Виктор, спрятав фотоаппарат в сумку, подошел к консьержу, безмолвно наблюдавшему за этой сценкой.
— А что, тело месье дю Уссуа действительно собираются забальзамировать?
— Я же говорил вам, старик тронутый. Он имел в виду своего пса.
Виктор вышел на улицу как раз в тот момент, когда на обочине остановился экипаж. Укрывшись за телегой с гравием, он увидел двух дам в вуалях, одетых в русском стиле; одна была стройнее и ниже, другая — выше и полнее. Вслед за ними из экипажа появился мужчина, которого Виктор сразу узнал: это был кузен Антуана дю Уссуа, которого он видел в музее.
Он подождал, пока все трое скроются в подъезде, и отправился восвояси. На улице Пикардии, возле руин башни тамплиеров, воспользовался тем, что движение было не слишком плотным, и пересек проезжую часть. Какой-то велосипедист с воплем «Берегись!» едва не сбил его, но Виктор и ухом не повел: его мысли были заняты шейным платком с изображениями долгоногих белых птиц.
Бросив небрежное «Добрый день!» Жозефу, который мужественно отражал атаку трех покупателей, Виктор поднялся в квартиру Кэндзи и постучал в дверь. Открыла ему Айрис, одетая в мужское кимоно из черного шелка.
— Отец в городе, покупает книги. Я собиралась принять ванну. Что у вас за вид! Входите же. Чаю?
Виктор молча последовал за ней в кухню и, когда она наполнила чайник, не осмелился сказать, что предпочел бы кофе. Он глядел, как она достает чашки и блюдца, поправляет скатерть, садится напротив, и со стыдом вспоминал, как поначалу считал ее любовницей Кэндзи, тогда как она оказалась тому дочерью и его собственной сводной сестрой. Очаровательная, дерзкая, прагматичная и мечтательная одновременно — эта девушка была неповторима. Виктора вдруг затопила горячая волна нежности. Когда он заговорил, голос его дрогнул:
— Как это странно… что мы с вами дети одной женщины… Благодаря вам я оказался связан с Японией.

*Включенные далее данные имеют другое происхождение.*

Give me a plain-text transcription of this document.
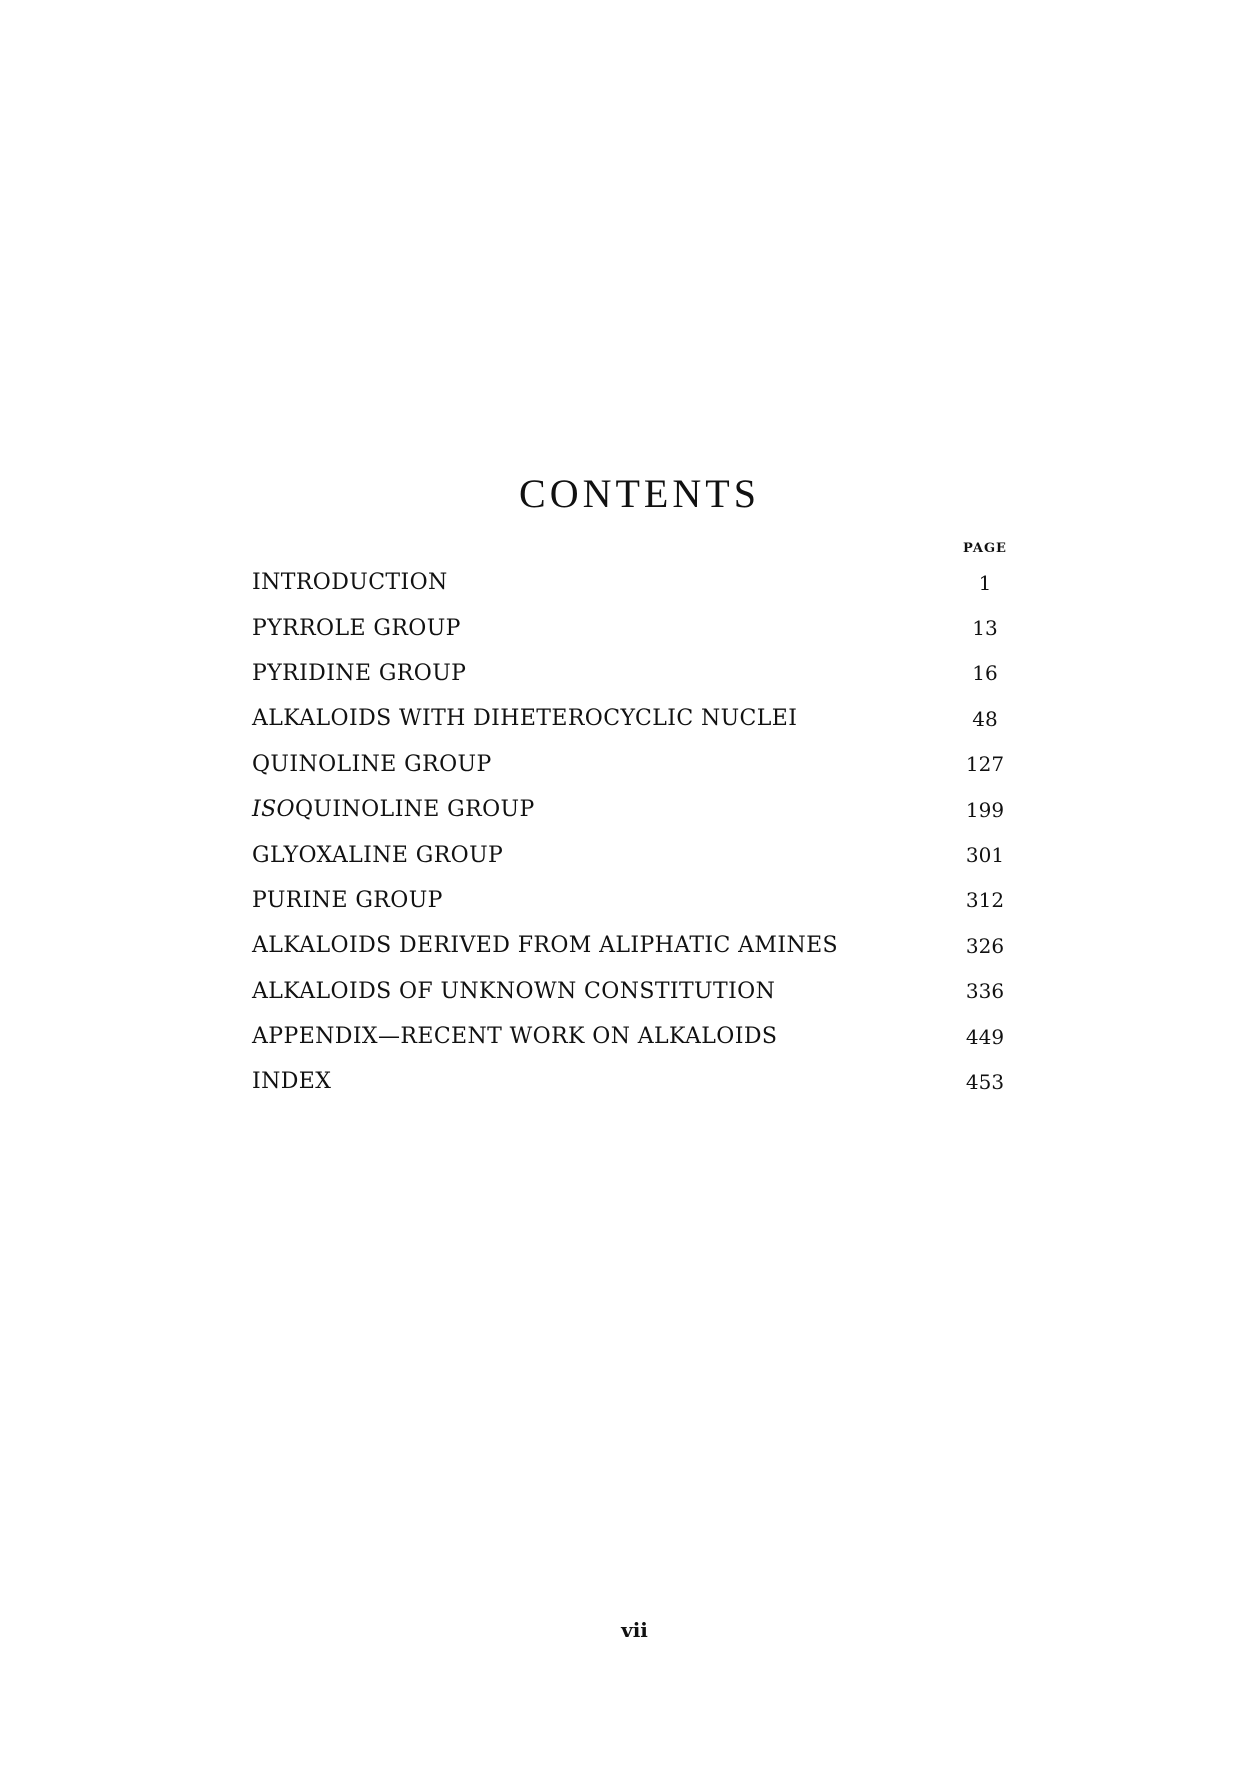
CONTENTS
PAGE
INTRODUCTION	1
PYRROLE GROUP	13
PYRIDINE GROUP	16
ALKALOIDS WITH DIHETEROCYCLIC NUCLEI	48
QUINOLINE GROUP	127
ISOQUINOLINE GROUP	199
GLYOXALINE GROUP	301
PURINE GROUP	312
ALKALOIDS DERIVED FROM ALIPHATIC AMINES	326
ALKALOIDS OF UNKNOWN CONSTITUTION	336
APPENDIX—RECENT WORK ON ALKALOIDS	449
INDEX	453
vii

— О, моя душа — не японка! Она англичанка — в том, что касается обычаев и традиций, и француженка — если говорить об идеалах. Знаете, отец лелеет мечту оформить мне французское гражданство. И уже предпринял для этого некие шаги.
— Отличная идея! Судьба готовит нам столько удивительных открытий… Подумать только — у нас с вами есть родственники в тысяче километров отсюда, в Стране Восходящего Солнца! Таинственной, мало кому известной, хранящей свои тайны с семнадцатого века…
— Ваши сведения безнадежно устарели, дорогой брат. Япония меняется. В 1889 году император Муцухито предоставил своему народу конституцию, разработанную по принципу британской. Конечно, ситуация с положением женщин в обществе все еще очень сложна, над этим нужно работать… Пейте чай, он уже почти остыл.
— Какая эрудиция! Вы меня поражаете. Очаровательная юная девушка и…
— Очаровательная! Видимо, вы, как и большинство мужчин, полагаете, что женщине достаточно быть очаровательной — и только.
— Нет-нет, вы неправильно меня поняли. Я лишь хотел сказать, что вы весьма образованны, хотя почему-то сопротивляетесь попыткам других пристрастить вас к чтению… Скажите, вы поддерживаете отношения со своим двоюродным дедом — тем, который прислал это… как его… фуросику для Кэндзи?
— Фуросику? Тонтон Ханунори Ватанабе перешел на Ту Сторону Реки в почтенном возрасте семидесяти девяти лет.
— Сожалею. Вы покажете мне его близнеца?
— Я ничего не знаю о существовании близнеца Ханунори Ватанабе.
— Вы меня прекрасно поняли, маленькая лиса. Я имею в виду фуросику.
— Ах, я поняла. Вы хотите рассмотреть узор этой ткани и подарить Таша платье в восточном стиле.
Виктор поднял брови, наморщил лоб.
— Как вы догадались?
— Перестаньте! Вам не удастся меня обмануть! Лжец, лжец, лжец!
При каждом слове «лжец» она шутливо била его кулачком в грудь, и он рассмеялся, впервые пробуя на вкус заговор между братом и сестрой.
— На помощь! Айрис, хватит! Неужели вы сомневаетесь в моих намерениях…
— Дорогой Виктор, почему вы оправдываетесь? У вас совесть нечиста? Что ж, как бы там ни было, я вас прощаю. Пойдемте.
И они вошли в комнату Кэндзи. Пока Айрис приподнимала матрас, Виктор разглядывал висевший на стене пейзаж: черепичные крыши Парижа, освещенные утренним солнцем. Он был благодарен Кэндзи за то, что тот повесил эту работу Таша у себя в спальне.
Айрис протянула ему сверток.
— В ней завернуты бумаги, касающиеся моего рождения, и письма моей… нашей матери.